The was one particular huge poster near Charing X Hospital which really struck me. It was, I think, an ad for a telephone company, and if I remember correctly, it showed two birds with their heads in the sand and a caption to the effect: “I never phone my brother because my brother never phones me”.
Why did this image so resonate with me? Apart from the fact that in those days I was a very reluctant user of telephones, it seemed to me to sum up in very few words how easily communication can break down between friends or within communities or families.
Even when the underlying relationship is reasonable, all it needs is
- a misunderstanding, or too much else to do;
- an unrelated incident which delays the letter or phone call;
- maybe when we are a bit ‘down,’ a sort of paranoia that the other person probably doesn’t want to hear from us anyway;
- or perhaps a sense of grievance that stops me being the one to take initiative, that prevents me from seeing any other perspective on the situation than my own …
and there we have a recipe for estrangement and mutual resentment.
And yet all it would take to begin to repair the situation is that initial phone call or message or apology.
Now suppose the family dynamic is not so healthy: a parent so caught up in their own issues that they fail to pay attention to what is happening to the children. No-one sets boundaries for the younger child who provokes his siblings until they become abusive to him and come close to killing him… and the parent doesn’t stop them…
The focus of this week’s Parasha, Mikketz, is often on Pharaoh’s dreams and the turnaround in the fortunes of Joseph. He has been in a pit, he has been sold, he has been framed and imprisoned, but now at last he stands before Pharaoh. His shrewd interpretation and advice lead to his elevation from imprisoned slave to vice-regent of Egypt, so that by the time the predicted famine takes hold, he is in a powerful position, able to make a real difference – including in due course saving his own family.
And yet a number of commentators have drawn attention to one of the things the text does not say, namely: why in all his years in Egypt did Joseph never send a message to his father Jacob to let him know that he was alive and thriving?

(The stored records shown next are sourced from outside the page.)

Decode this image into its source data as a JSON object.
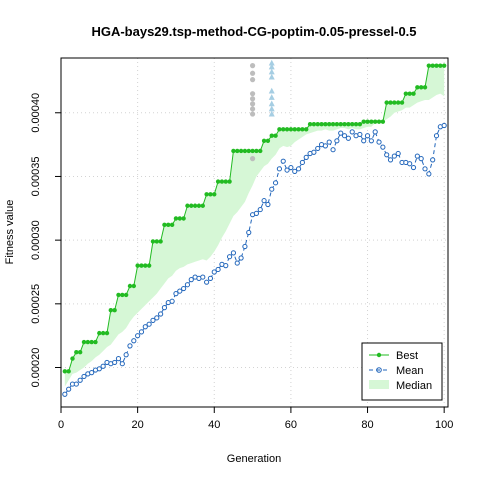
{
  "chart_data": {
    "type": "line",
    "title": "HGA-bays29.tsp-method-CG-poptim-0.05-pressel-0.5",
    "xlabel": "Generation",
    "ylabel": "Fitness value",
    "xlim": [
      0,
      101
    ],
    "ylim": [
      0.000169,
      0.000443
    ],
    "xticks": [
      0,
      20,
      40,
      60,
      80,
      100
    ],
    "yticks": [
      "0.00020",
      "0.00025",
      "0.00030",
      "0.00035",
      "0.00040"
    ],
    "ytick_values": [
      0.0002,
      0.00025,
      0.0003,
      0.00035,
      0.0004
    ],
    "grid": true,
    "legend_position": "bottom-right",
    "legend": [
      "Best",
      "Mean",
      "Median"
    ],
    "colors": {
      "best": "#22bb22",
      "mean": "#2266bb",
      "median_fill": "#d6f7d6",
      "jitter_grey": "#bdbdbd",
      "jitter_blue": "#a6cee3"
    },
    "series": [
      {
        "name": "Best",
        "x_from": 1,
        "values": [
          0.000197,
          0.000197,
          0.000207,
          0.000212,
          0.000212,
          0.00022,
          0.00022,
          0.00022,
          0.00022,
          0.000227,
          0.000227,
          0.000227,
          0.000245,
          0.000245,
          0.000257,
          0.000257,
          0.000257,
          0.000264,
          0.000264,
          0.00028,
          0.00028,
          0.00028,
          0.00028,
          0.000299,
          0.000299,
          0.000299,
          0.000312,
          0.000312,
          0.000312,
          0.000317,
          0.000317,
          0.000317,
          0.000327,
          0.000327,
          0.000327,
          0.000327,
          0.000327,
          0.000336,
          0.000336,
          0.000336,
          0.000346,
          0.000346,
          0.000346,
          0.000346,
          0.00037,
          0.00037,
          0.00037,
          0.00037,
          0.00037,
          0.00037,
          0.00037,
          0.00037,
          0.000378,
          0.000378,
          0.000382,
          0.000382,
          0.000387,
          0.000387,
          0.000387,
          0.000387,
          0.000387,
          0.000387,
          0.000387,
          0.000387,
          0.000391,
          0.000391,
          0.000391,
          0.000391,
          0.000391,
          0.000391,
          0.000391,
          0.000391,
          0.000391,
          0.000391,
          0.000391,
          0.000391,
          0.000391,
          0.000391,
          0.000393,
          0.000393,
          0.000393,
          0.000393,
          0.000393,
          0.000393,
          0.000408,
          0.000408,
          0.000408,
          0.000408,
          0.000408,
          0.000415,
          0.000415,
          0.000415,
          0.00042,
          0.00042,
          0.00042,
          0.000437,
          0.000437,
          0.000437,
          0.000437,
          0.000437
        ]
      },
      {
        "name": "Mean",
        "x_from": 1,
        "values": [
          0.000179,
          0.000183,
          0.000187,
          0.000187,
          0.00019,
          0.000193,
          0.000195,
          0.000196,
          0.000198,
          0.000199,
          0.000201,
          0.000204,
          0.000203,
          0.000204,
          0.000207,
          0.000203,
          0.00021,
          0.000217,
          0.000221,
          0.000225,
          0.000228,
          0.000232,
          0.000234,
          0.000237,
          0.000239,
          0.000242,
          0.000247,
          0.000251,
          0.000252,
          0.000258,
          0.00026,
          0.000262,
          0.000265,
          0.000269,
          0.000271,
          0.00027,
          0.000271,
          0.000267,
          0.00027,
          0.000275,
          0.000277,
          0.000281,
          0.00028,
          0.000287,
          0.00029,
          0.000282,
          0.000286,
          0.000295,
          0.000306,
          0.00032,
          0.000321,
          0.000324,
          0.000331,
          0.000328,
          0.00034,
          0.000345,
          0.000356,
          0.000362,
          0.000355,
          0.000357,
          0.000354,
          0.000356,
          0.000361,
          0.000365,
          0.000368,
          0.000369,
          0.000372,
          0.000375,
          0.000374,
          0.000377,
          0.000371,
          0.000378,
          0.000384,
          0.000382,
          0.00038,
          0.000385,
          0.000382,
          0.000383,
          0.000378,
          0.000382,
          0.000378,
          0.000385,
          0.000377,
          0.000373,
          0.000367,
          0.000363,
          0.000366,
          0.000368,
          0.000361,
          0.000361,
          0.00036,
          0.000357,
          0.000366,
          0.000364,
          0.000356,
          0.000352,
          0.000363,
          0.000382,
          0.000389,
          0.00039
        ]
      },
      {
        "name": "Median",
        "x_from": 1,
        "values": [
          0.000185,
          0.00019,
          0.000195,
          0.000196,
          0.000198,
          0.0002,
          0.000203,
          0.000205,
          0.000208,
          0.00021,
          0.000213,
          0.000216,
          0.000218,
          0.000222,
          0.000226,
          0.000228,
          0.000231,
          0.000236,
          0.00024,
          0.000243,
          0.000246,
          0.000249,
          0.000252,
          0.000255,
          0.000258,
          0.000262,
          0.000266,
          0.00027,
          0.000272,
          0.000276,
          0.000278,
          0.000279,
          0.000281,
          0.000282,
          0.000283,
          0.000284,
          0.000285,
          0.000284,
          0.000287,
          0.000291,
          0.000296,
          0.000302,
          0.000307,
          0.000313,
          0.000319,
          0.000322,
          0.000326,
          0.00033,
          0.000337,
          0.000343,
          0.00035,
          0.000354,
          0.000358,
          0.00036,
          0.000364,
          0.000367,
          0.000372,
          0.000374,
          0.000373,
          0.000374,
          0.000377,
          0.000379,
          0.000381,
          0.000383,
          0.000384,
          0.000385,
          0.000386,
          0.000386,
          0.000387,
          0.000386,
          0.000386,
          0.000387,
          0.000388,
          0.000388,
          0.000387,
          0.000388,
          0.000387,
          0.000387,
          0.000388,
          0.000389,
          0.000389,
          0.000392,
          0.000392,
          0.000393,
          0.000395,
          0.000397,
          0.0004,
          0.000401,
          0.000402,
          0.000404,
          0.000404,
          0.000406,
          0.000408,
          0.000409,
          0.00041,
          0.00041,
          0.000412,
          0.000414,
          0.000415,
          0.000413
        ]
      }
    ],
    "jitter_points": [
      {
        "x": 50,
        "y": 0.000437,
        "color": "grey"
      },
      {
        "x": 50,
        "y": 0.000431,
        "color": "grey"
      },
      {
        "x": 50,
        "y": 0.000426,
        "color": "grey"
      },
      {
        "x": 50,
        "y": 0.000415,
        "color": "grey"
      },
      {
        "x": 50,
        "y": 0.000411,
        "color": "grey"
      },
      {
        "x": 50,
        "y": 0.000407,
        "color": "grey"
      },
      {
        "x": 50,
        "y": 0.000403,
        "color": "grey"
      },
      {
        "x": 50,
        "y": 0.000399,
        "color": "grey"
      },
      {
        "x": 50,
        "y": 0.000364,
        "color": "grey"
      },
      {
        "x": 55,
        "y": 0.000439,
        "color": "blue"
      },
      {
        "x": 55,
        "y": 0.000436,
        "color": "blue"
      },
      {
        "x": 55,
        "y": 0.000432,
        "color": "blue"
      },
      {
        "x": 55,
        "y": 0.000428,
        "color": "blue"
      },
      {
        "x": 55,
        "y": 0.000417,
        "color": "blue"
      },
      {
        "x": 55,
        "y": 0.000412,
        "color": "blue"
      },
      {
        "x": 55,
        "y": 0.000407,
        "color": "blue"
      },
      {
        "x": 55,
        "y": 0.000403,
        "color": "blue"
      },
      {
        "x": 55,
        "y": 0.000399,
        "color": "blue"
      }
    ]
  }
}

We read in the previous parashah of Jacob’s distraught cry when he believed Joseph to be dead, and how he went into prolonged mourning. “Vayema’en lehitnachem – he refused to be consoled” (Genesis 37, 33-35) and effectively gave up on life and on the remaining members of his family.
Ramban (Nachmanides), the 13th century Spanish commentator suggests that although Joseph’s lack of communication was wrong, he was biding his time until he could fulfil the prophecy of his own childhood dream and see all his family at his feet. …

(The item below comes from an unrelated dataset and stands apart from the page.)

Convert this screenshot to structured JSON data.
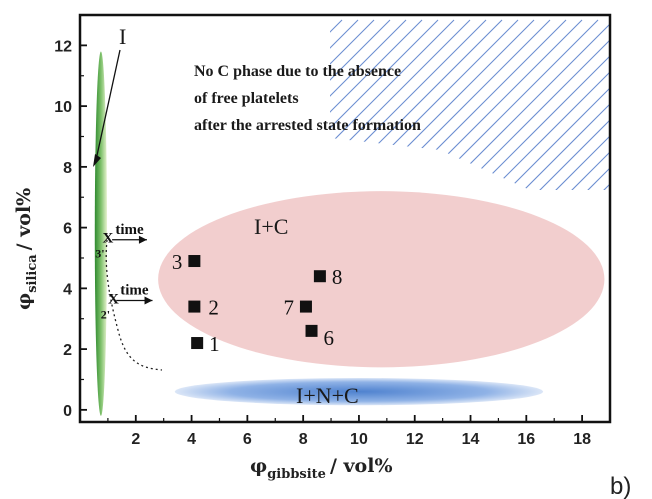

That explanation doesn’t sit comfortably with me. Personally, I am much more persuaded by some of the recent reflections on this topic from across the Jewish world – orthodox as well as progressive – which speculate on other possibilities of what may have been going on in Joseph’s mind, informed not so much by a sense of divinely ordained destiny but rather by an understanding of dysfunctional families. According to some of these, even as an immature and rather arrogant young man, Joseph must have realised that his dreams had made his brothers dangerously jealous, and that his father was aware of this.
So why on earth did Jacob send the young Joseph – alone and unprotected – to ‘report’ on his brothers?
- Did Joseph, at the bottom of the pit into which they threw him, perhaps believe that his father knew what was going on and may even have approved?
- Once he settled into Potiphar’s household and was being appreciated for his intelligence and skills, did he start to feel that he had a brighter future even in slavery than back at home?
- Is that why the adult Joseph names his first son Manasseh “ki nashani Elohim”… – which translates as: “God has allowed me to forget all the troubles I endured in my father’s house” (Genesis 41, 51)?
Joseph himself is eventually able to forgive his brothers and to reassure them that it was all part of the divine plan: “God intended it for good, in order to accomplish what is now the case, to keep alive a numerous people…” (Genesis 50, 20).
Maybe it was part of a divine plan. Yet how many years of distress and resentment might have been prevented by better communication?
(And now a confession: I didn’t just ‘used to be’ a reluctant user of telephones; I’m still not great. And I’m very prone to assuming that if I haven’t heard from someone for a while, they probably don’t want to hear from me. And I know that I could easily have lost an important friendship last year because I assumed the people in question were too busy to include me in their social calendar, while in fact they were having a difficult time, assumed I knew, and thought I didn’t care..)
As we approach the end of the book of Genesis and its account of our people’s dysfunctional founding family, as well as the end of the secular year and decade, it is time for each of us to try to see beyond our own narrow perspective, to let go of hurt which may not even have been intended, and to resolve to communicate when we can.